Obviously, explicit data transformation by the user (say taking logs, squaring variables, other feature engineering) should not go into the Stan model unless a user wants to insert them for some reason. But what I would call "implicit" transformations -- things done by you as the brms author and Stan expert in order to help Stan run better and to give faster and more reliable results -- I'd argue should show up in the Stan code itself, since these transformations will usually be done (transformed data) and undone (generated quantities) and a brms user need not know they are even happening under the hood.

Just another perspective.

(P.S. I'd figured the for loop was an artifact of the compilation process.)

paul-buerkner commented 8 years ago

Makes sense. I hadn't thought about it this way.

Let's see what needs to be put into transformed data (besides centralizing X), maybe I can get this implemented in the next version.

jacksutton commented 7 years ago

I would like to second Wayne's suggestion, and suggest further that some options for centering and scaling might be built into brms (easy for me to say--perhaps a '' option to accommodate precentered data). I have two reasons. One is I guess aesthetic: I generally follow Gelman's preference to center binary predictors and standardize/2 continuous predictors. This puts everything on roughly the same scale, so coefficients are easily interpretable and make for tidy tables. Perhaps not all that important. The second reason has to do with multilevel models with cross-level interactions. Say you have data on N individuals in J clusters. Best practice as I understand it is to center (or standardize) cluster-level predictors using J observations, and this is easy to do using Stan, using two input datasets. But with brms (like lme4), those J observations are distributed among the N individuals. If the clusters are perfectly balanced the mean of var[n] will be the same as the mean of var[j], I guess; if not, not. This will then shift the intercept, which with centered data is an estimate of the adjusted mean.

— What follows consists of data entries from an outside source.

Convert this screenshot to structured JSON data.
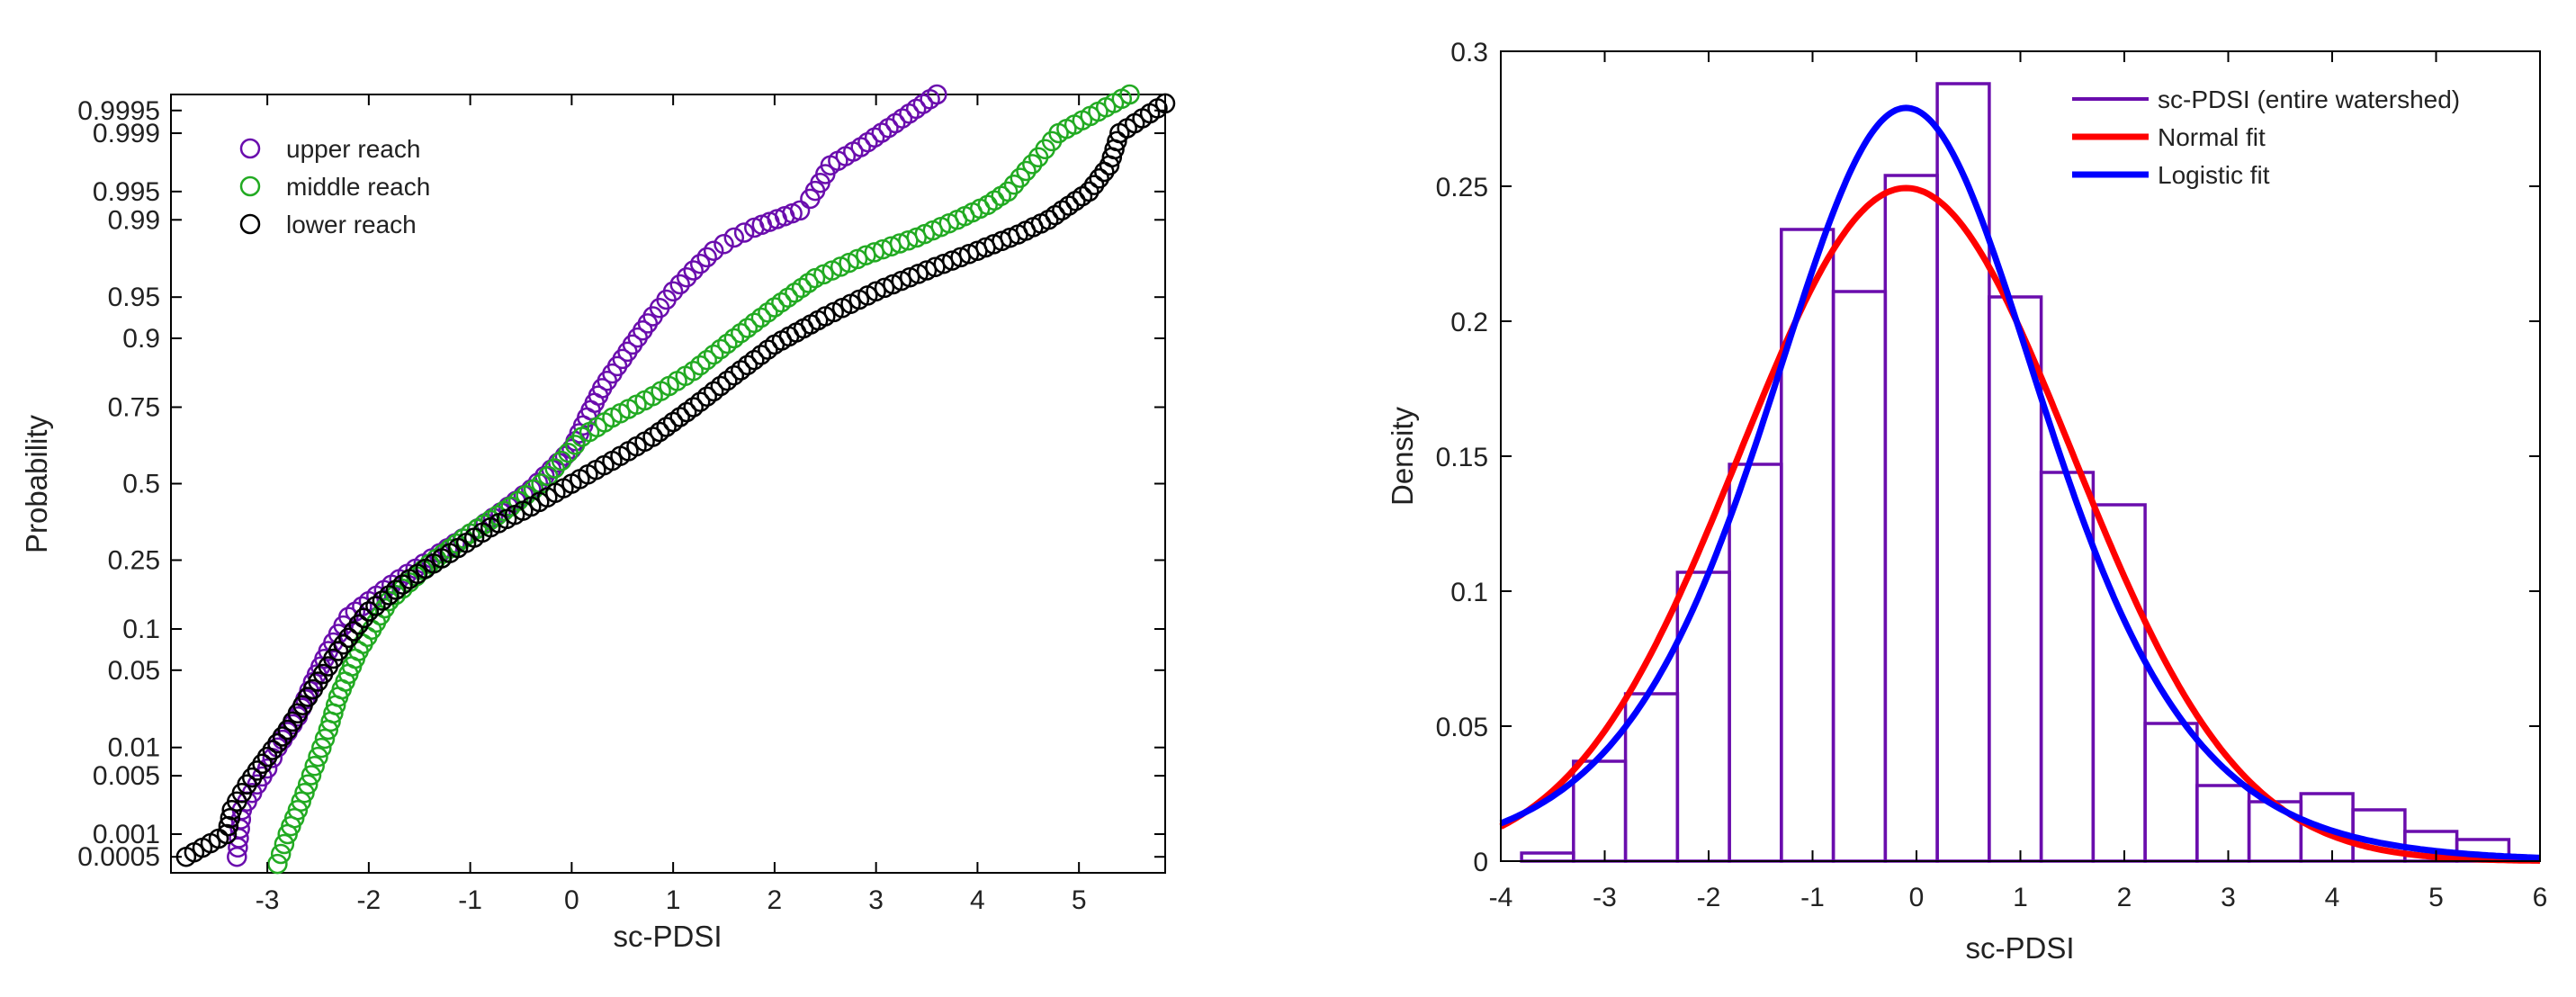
{
  "chart_data": [
    {
      "type": "scatter",
      "xlabel": "sc-PDSI",
      "ylabel": "Probability",
      "xlim": [
        -3.95,
        5.85
      ],
      "x_ticks": [
        "-3",
        "-2",
        "-1",
        "0",
        "1",
        "2",
        "3",
        "4",
        "5"
      ],
      "x_tick_values": [
        -3,
        -2,
        -1,
        0,
        1,
        2,
        3,
        4,
        5
      ],
      "y_scale": "normal-probability",
      "y_ticks": [
        "0.0005",
        "0.001",
        "0.005",
        "0.01",
        "0.05",
        "0.1",
        "0.25",
        "0.5",
        "0.75",
        "0.9",
        "0.95",
        "0.99",
        "0.995",
        "0.999",
        "0.9995"
      ],
      "y_tick_values": [
        0.0005,
        0.001,
        0.005,
        0.01,
        0.05,
        0.1,
        0.25,
        0.5,
        0.75,
        0.9,
        0.95,
        0.99,
        0.995,
        0.999,
        0.9995
      ],
      "legend_position": "top-left",
      "series": [
        {
          "name": "upper reach",
          "color": "#6a0dad",
          "points": [
            [
              -3.3,
              0.0005
            ],
            [
              -3.25,
              0.002
            ],
            [
              -3.1,
              0.004
            ],
            [
              -3.0,
              0.006
            ],
            [
              -2.9,
              0.01
            ],
            [
              -2.7,
              0.02
            ],
            [
              -2.55,
              0.04
            ],
            [
              -2.4,
              0.07
            ],
            [
              -2.2,
              0.12
            ],
            [
              -2.0,
              0.15
            ],
            [
              -1.7,
              0.2
            ],
            [
              -1.3,
              0.27
            ],
            [
              -1.0,
              0.33
            ],
            [
              -0.7,
              0.4
            ],
            [
              -0.4,
              0.48
            ],
            [
              -0.2,
              0.55
            ],
            [
              0.0,
              0.62
            ],
            [
              0.15,
              0.72
            ],
            [
              0.3,
              0.8
            ],
            [
              0.45,
              0.85
            ],
            [
              0.6,
              0.89
            ],
            [
              0.8,
              0.93
            ],
            [
              1.0,
              0.955
            ],
            [
              1.2,
              0.97
            ],
            [
              1.4,
              0.98
            ],
            [
              1.6,
              0.985
            ],
            [
              1.8,
              0.988
            ],
            [
              2.25,
              0.992
            ],
            [
              2.35,
              0.994
            ],
            [
              2.45,
              0.996
            ],
            [
              2.55,
              0.9975
            ],
            [
              2.85,
              0.9985
            ],
            [
              3.6,
              0.9997
            ]
          ]
        },
        {
          "name": "middle reach",
          "color": "#22aa22",
          "points": [
            [
              -2.9,
              0.0004
            ],
            [
              -2.8,
              0.001
            ],
            [
              -2.7,
              0.002
            ],
            [
              -2.6,
              0.004
            ],
            [
              -2.5,
              0.008
            ],
            [
              -2.4,
              0.015
            ],
            [
              -2.3,
              0.03
            ],
            [
              -2.1,
              0.07
            ],
            [
              -1.8,
              0.15
            ],
            [
              -1.4,
              0.24
            ],
            [
              -1.0,
              0.33
            ],
            [
              -0.6,
              0.42
            ],
            [
              -0.3,
              0.5
            ],
            [
              -0.1,
              0.58
            ],
            [
              0.1,
              0.66
            ],
            [
              0.4,
              0.72
            ],
            [
              0.8,
              0.78
            ],
            [
              1.2,
              0.84
            ],
            [
              1.6,
              0.9
            ],
            [
              2.0,
              0.94
            ],
            [
              2.4,
              0.965
            ],
            [
              2.9,
              0.978
            ],
            [
              3.4,
              0.985
            ],
            [
              3.8,
              0.99
            ],
            [
              4.1,
              0.993
            ],
            [
              4.3,
              0.995
            ],
            [
              4.6,
              0.998
            ],
            [
              4.8,
              0.999
            ],
            [
              5.5,
              0.9997
            ]
          ]
        },
        {
          "name": "lower reach",
          "color": "#000000",
          "points": [
            [
              -3.8,
              0.0005
            ],
            [
              -3.4,
              0.001
            ],
            [
              -3.35,
              0.002
            ],
            [
              -3.2,
              0.004
            ],
            [
              -3.0,
              0.008
            ],
            [
              -2.8,
              0.015
            ],
            [
              -2.6,
              0.03
            ],
            [
              -2.3,
              0.07
            ],
            [
              -2.0,
              0.13
            ],
            [
              -1.6,
              0.2
            ],
            [
              -1.2,
              0.27
            ],
            [
              -0.8,
              0.35
            ],
            [
              -0.4,
              0.42
            ],
            [
              0.0,
              0.5
            ],
            [
              0.4,
              0.58
            ],
            [
              0.8,
              0.66
            ],
            [
              1.2,
              0.75
            ],
            [
              1.6,
              0.83
            ],
            [
              2.0,
              0.89
            ],
            [
              2.5,
              0.93
            ],
            [
              3.0,
              0.955
            ],
            [
              3.5,
              0.97
            ],
            [
              4.0,
              0.98
            ],
            [
              4.4,
              0.986
            ],
            [
              4.7,
              0.99
            ],
            [
              5.1,
              0.995
            ],
            [
              5.3,
              0.9975
            ],
            [
              5.4,
              0.999
            ],
            [
              5.85,
              0.9996
            ]
          ]
        }
      ]
    },
    {
      "type": "bar",
      "subtype": "histogram-with-fits",
      "xlabel": "sc-PDSI",
      "ylabel": "Density",
      "xlim": [
        -4,
        6
      ],
      "ylim": [
        0,
        0.3
      ],
      "x_ticks": [
        "-4",
        "-3",
        "-2",
        "-1",
        "0",
        "1",
        "2",
        "3",
        "4",
        "5",
        "6"
      ],
      "x_tick_values": [
        -4,
        -3,
        -2,
        -1,
        0,
        1,
        2,
        3,
        4,
        5,
        6
      ],
      "y_ticks": [
        "0",
        "0.05",
        "0.1",
        "0.15",
        "0.2",
        "0.25",
        "0.3"
      ],
      "y_tick_values": [
        0,
        0.05,
        0.1,
        0.15,
        0.2,
        0.25,
        0.3
      ],
      "legend_position": "top-right",
      "bin_edges": [
        -3.8,
        -3.3,
        -2.8,
        -2.3,
        -1.8,
        -1.3,
        -0.8,
        -0.3,
        0.2,
        0.7,
        1.2,
        1.7,
        2.2,
        2.7,
        3.2,
        3.7,
        4.2,
        4.7,
        5.2,
        5.7
      ],
      "bin_values": [
        0.003,
        0.037,
        0.062,
        0.107,
        0.147,
        0.234,
        0.211,
        0.254,
        0.288,
        0.209,
        0.144,
        0.132,
        0.051,
        0.028,
        0.022,
        0.025,
        0.019,
        0.011,
        0.008
      ],
      "series": [
        {
          "name": "sc-PDSI (entire watershed)",
          "color": "#6a0dad"
        },
        {
          "name": "Normal fit",
          "color": "#ff0000",
          "mu": -0.1,
          "sigma": 1.6
        },
        {
          "name": "Logistic fit",
          "color": "#0000ff",
          "mu": -0.1,
          "s": 0.896
        }
      ]
    }
  ]
}
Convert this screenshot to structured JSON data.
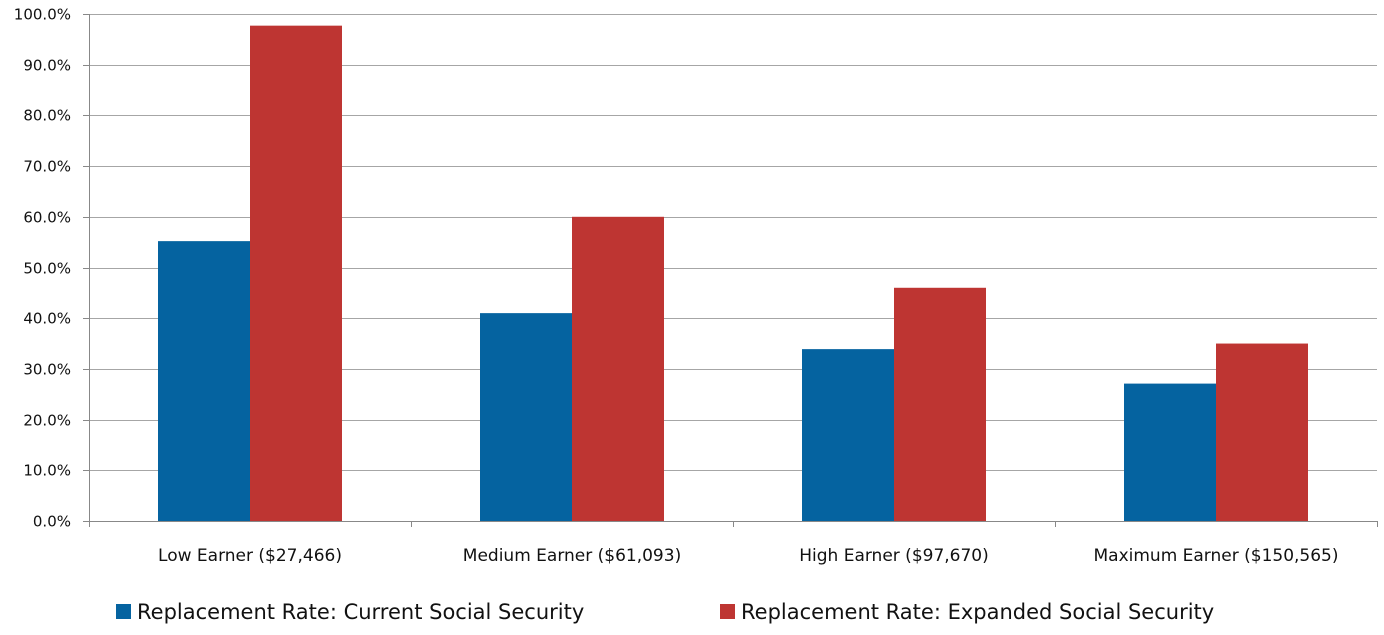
{
  "chart_data": {
    "type": "bar",
    "categories": [
      "Low Earner ($27,466)",
      "Medium Earner ($61,093)",
      "High Earner ($97,670)",
      "Maximum Earner ($150,565)"
    ],
    "series": [
      {
        "name": "Replacement Rate: Current Social Security",
        "color": "#0563A0",
        "values": [
          55.2,
          41.0,
          33.9,
          27.1
        ]
      },
      {
        "name": "Replacement Rate: Expanded Social Security",
        "color": "#BE3532",
        "values": [
          97.7,
          60.0,
          46.0,
          35.0
        ]
      }
    ],
    "yticks": [
      "0.0%",
      "10.0%",
      "20.0%",
      "30.0%",
      "40.0%",
      "50.0%",
      "60.0%",
      "70.0%",
      "80.0%",
      "90.0%",
      "100.0%"
    ],
    "ylim": [
      0,
      100
    ],
    "title": "",
    "xlabel": "",
    "ylabel": "",
    "grid": true,
    "legend_position": "bottom"
  }
}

I must add: brms is a terrific package! Thanks!

paul-buerkner commented 7 years ago

In brms 1.0.0 (which has been released today), I changed quite a few things, of which some previously kept me from performing the centering inside the Stan code. With these changes in place, this has a good chance of getting into the next release. I will also think about adding additional options for centering and scaling.

paul-buerkner commented 7 years ago

@waynefoltaERI After quite some time (and after some changes in brms 1.0.0 that made it possible) the design matrix is finally centered inside the Stan code. I leave this issue open for now to remined myself of searching for other stuff that should be moved to the Stan code instead of being part of the data preparation in R.

jacksutton commented 7 years ago

Great! I look forward to taking brms 1.0.0 for a ride!

jacksuttonphoto.com

On Fri, Sep 16, 2016 at 1:24 AM, Paul-Christian Bürkner < notifications@github.com> wrote:

@waynefoltaERI https://github.com/waynefoltaERI After quite some time (and after some changes in brms 1.0.0 that made it possible) the design matrix is finally centered inside the Stan code. I leave this issue open for now to remined myself of searching for other stuff that should be moved to the Stan code instead of being part of the data preparation in R.

— You are receiving this because you commented. Reply to this email directly, view it on GitHub https://github.com/paul-buerkner/brms/issues/50#issuecomment-247545537, or mute the thread https://github.com/notifications/unsubscribe-auth/AVCRxUjVoNfhNgp67-EBvXaWFEvS4YhNks5qqlI7gaJpZM4HvVjy .

paul-buerkner commented 7 years ago

I made additional minor changes to make the Stan code more self-contained and I think this issue can be close now.

@jacksutton I agree that the variable transformations you mentioned are often sensible. However, I hesitate implementing them in brms, as it adds another layer of complexity (i.e. changing the meaning of the data inside the package), which would cause all sort of trouble in particular when calling predict and related methods with new data. From my perspective, these kinds of transformations are better done by the user before passing stuff to brms or other model fitting functions.